Art: SCULPTURE ON THE BARGAIN COUNTER

2 minute read
TIME

“DESPITE today’s boom prices in the market for popular paintings (TIME, Dec. 5), art collecting need not be any more expensive a hobby than photography or sailing. To make that point, the City Art Museum of St. Louis last week was staging a show of 367 art works priced at $4 to $1,200 apiece. Art objects of various neglected periods proved to be even better bargains than contemporary pictures by little-known artists. Sample rates: a bronze reindeer from ancient Persia for $632.50, a 5,000-year-old “female divinity” from Sumer for $103.50, an ancient Egyptian bronze statuette of Anubis for $172.50, a Tarascan warrior for $200, a Coptic bone statuette for $28.75, Etruscan earrings for $189.75, and two highly stylized Spanish and Greek bronzes for $200 (left} and $402.50 (right}.

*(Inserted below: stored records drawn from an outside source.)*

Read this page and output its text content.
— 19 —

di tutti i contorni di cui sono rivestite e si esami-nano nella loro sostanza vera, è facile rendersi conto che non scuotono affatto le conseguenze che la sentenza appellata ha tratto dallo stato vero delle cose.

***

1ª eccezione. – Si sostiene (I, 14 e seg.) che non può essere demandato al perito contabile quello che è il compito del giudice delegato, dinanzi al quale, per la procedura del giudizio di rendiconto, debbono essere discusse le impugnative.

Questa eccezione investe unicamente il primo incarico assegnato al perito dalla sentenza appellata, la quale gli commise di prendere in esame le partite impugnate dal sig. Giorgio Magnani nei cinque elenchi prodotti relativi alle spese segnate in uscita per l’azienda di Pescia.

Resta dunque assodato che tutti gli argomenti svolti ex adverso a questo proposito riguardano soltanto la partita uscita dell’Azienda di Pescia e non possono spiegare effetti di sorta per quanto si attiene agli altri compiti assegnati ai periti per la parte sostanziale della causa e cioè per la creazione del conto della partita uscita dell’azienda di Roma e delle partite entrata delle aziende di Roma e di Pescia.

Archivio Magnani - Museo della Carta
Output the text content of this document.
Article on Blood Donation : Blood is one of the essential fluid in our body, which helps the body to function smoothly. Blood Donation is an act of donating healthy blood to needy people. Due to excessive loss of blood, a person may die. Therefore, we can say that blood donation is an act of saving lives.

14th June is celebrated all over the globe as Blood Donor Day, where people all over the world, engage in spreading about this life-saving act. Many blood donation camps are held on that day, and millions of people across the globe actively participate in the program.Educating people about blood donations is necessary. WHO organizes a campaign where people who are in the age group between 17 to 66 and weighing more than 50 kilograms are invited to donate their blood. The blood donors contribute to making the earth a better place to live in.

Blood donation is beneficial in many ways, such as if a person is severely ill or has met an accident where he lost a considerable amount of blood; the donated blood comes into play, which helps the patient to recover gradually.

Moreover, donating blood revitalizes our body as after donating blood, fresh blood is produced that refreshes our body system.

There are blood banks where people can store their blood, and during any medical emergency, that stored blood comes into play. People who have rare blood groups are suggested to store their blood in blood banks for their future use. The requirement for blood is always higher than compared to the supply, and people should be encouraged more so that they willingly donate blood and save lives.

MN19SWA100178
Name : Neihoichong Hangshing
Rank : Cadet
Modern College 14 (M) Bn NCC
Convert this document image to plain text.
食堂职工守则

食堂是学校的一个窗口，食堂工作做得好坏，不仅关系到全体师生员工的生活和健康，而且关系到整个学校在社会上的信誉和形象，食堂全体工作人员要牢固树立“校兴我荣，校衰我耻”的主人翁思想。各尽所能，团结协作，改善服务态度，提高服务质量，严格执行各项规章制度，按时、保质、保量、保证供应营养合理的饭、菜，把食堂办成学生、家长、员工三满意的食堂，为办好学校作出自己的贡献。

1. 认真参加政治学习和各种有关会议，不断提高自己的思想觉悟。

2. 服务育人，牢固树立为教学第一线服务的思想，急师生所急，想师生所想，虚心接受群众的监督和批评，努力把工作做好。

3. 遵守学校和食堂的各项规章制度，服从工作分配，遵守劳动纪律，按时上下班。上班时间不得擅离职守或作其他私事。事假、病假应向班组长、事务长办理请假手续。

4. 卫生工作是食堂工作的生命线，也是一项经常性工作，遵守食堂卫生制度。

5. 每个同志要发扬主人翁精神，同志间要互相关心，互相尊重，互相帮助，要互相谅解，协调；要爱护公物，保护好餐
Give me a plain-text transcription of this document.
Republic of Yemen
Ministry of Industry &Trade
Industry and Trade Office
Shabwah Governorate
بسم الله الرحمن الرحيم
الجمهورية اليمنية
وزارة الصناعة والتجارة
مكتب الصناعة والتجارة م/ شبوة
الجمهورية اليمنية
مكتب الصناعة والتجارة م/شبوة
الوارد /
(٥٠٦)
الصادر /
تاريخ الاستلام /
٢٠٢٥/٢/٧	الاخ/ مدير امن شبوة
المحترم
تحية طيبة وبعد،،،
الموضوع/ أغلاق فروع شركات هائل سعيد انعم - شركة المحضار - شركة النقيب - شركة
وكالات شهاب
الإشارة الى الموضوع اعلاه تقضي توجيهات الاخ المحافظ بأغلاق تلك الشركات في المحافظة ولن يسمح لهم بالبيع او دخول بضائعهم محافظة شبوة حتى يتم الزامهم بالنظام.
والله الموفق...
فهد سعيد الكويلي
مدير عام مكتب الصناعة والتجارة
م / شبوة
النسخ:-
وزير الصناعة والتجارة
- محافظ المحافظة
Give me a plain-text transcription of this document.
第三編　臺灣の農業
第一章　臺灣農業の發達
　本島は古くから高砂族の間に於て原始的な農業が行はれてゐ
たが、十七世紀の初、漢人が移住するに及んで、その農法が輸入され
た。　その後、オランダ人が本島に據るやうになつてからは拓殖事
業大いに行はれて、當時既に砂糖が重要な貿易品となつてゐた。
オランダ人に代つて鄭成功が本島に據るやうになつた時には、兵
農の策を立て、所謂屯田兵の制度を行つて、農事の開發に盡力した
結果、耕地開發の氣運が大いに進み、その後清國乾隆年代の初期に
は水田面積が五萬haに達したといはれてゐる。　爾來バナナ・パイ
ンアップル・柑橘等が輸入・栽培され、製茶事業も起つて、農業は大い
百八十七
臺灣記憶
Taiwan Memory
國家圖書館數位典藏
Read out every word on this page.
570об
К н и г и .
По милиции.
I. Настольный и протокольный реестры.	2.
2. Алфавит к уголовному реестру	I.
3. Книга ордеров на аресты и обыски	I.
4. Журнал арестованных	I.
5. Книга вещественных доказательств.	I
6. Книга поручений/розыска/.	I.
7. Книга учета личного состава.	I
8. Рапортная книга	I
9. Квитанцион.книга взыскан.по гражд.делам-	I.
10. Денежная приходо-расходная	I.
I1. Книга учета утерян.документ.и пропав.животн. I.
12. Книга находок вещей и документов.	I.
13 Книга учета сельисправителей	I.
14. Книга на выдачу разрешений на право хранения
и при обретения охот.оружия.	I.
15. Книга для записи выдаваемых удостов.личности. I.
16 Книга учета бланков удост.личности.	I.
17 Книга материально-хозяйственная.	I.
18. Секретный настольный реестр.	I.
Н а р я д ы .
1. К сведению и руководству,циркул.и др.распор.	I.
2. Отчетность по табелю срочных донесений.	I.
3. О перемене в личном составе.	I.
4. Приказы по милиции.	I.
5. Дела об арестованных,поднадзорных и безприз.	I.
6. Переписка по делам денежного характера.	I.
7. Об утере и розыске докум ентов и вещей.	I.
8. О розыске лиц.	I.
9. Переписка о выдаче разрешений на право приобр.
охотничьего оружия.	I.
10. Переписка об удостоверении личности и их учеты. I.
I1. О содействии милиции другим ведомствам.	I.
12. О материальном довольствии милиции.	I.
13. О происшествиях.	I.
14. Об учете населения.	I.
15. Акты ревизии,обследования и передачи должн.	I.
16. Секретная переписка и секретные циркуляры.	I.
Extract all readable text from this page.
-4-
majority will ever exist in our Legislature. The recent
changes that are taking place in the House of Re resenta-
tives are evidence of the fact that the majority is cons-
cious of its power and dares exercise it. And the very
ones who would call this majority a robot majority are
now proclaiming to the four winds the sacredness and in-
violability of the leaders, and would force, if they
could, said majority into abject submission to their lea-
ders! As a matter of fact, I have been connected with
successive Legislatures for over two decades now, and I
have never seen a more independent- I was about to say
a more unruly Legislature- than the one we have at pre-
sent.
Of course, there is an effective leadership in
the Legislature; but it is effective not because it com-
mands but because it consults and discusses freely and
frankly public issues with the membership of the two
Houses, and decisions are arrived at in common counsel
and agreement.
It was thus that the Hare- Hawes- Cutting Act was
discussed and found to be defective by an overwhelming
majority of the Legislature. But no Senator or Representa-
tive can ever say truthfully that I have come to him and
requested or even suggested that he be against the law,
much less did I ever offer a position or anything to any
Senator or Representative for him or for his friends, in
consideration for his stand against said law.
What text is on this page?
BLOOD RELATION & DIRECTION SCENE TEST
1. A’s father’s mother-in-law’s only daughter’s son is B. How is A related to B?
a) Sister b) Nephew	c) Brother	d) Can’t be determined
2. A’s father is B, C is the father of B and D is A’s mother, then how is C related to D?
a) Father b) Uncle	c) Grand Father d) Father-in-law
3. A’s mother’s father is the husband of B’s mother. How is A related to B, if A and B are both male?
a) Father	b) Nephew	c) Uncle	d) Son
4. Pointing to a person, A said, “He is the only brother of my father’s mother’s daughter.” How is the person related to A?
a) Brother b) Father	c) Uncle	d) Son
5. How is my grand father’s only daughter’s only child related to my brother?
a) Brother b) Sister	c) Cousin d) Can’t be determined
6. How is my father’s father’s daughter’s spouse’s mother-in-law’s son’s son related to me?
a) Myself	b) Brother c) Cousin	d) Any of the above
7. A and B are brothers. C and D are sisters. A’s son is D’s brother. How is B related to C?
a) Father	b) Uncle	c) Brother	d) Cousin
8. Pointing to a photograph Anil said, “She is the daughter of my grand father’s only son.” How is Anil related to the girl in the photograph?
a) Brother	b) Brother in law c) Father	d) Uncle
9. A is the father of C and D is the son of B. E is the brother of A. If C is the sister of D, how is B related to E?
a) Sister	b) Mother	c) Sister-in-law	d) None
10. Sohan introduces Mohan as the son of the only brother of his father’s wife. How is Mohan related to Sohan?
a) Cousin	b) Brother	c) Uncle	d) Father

Among the show’s most surprisingly low-priced hits were the Greek terra cottas (opposite}. Starting with the Tanagra woman and reading clockwise, their price tags read: $517.50, $115, $345 and $230. The makers of the terra cottas were low-caste artisans, often slaves, who turned out art by the ovenful, like cookies, mostly for the grave trade. Whether out of superstition or sentiment, their wares were heaped in tombs, and so sometimes survived the centuries. Many of the figures are thought to be free little interpretations of lost great sculptures. They narrowly reflect, as in a rear-view mirror, the lucid, passionate, sun-swept world of the ancient Mediterranean.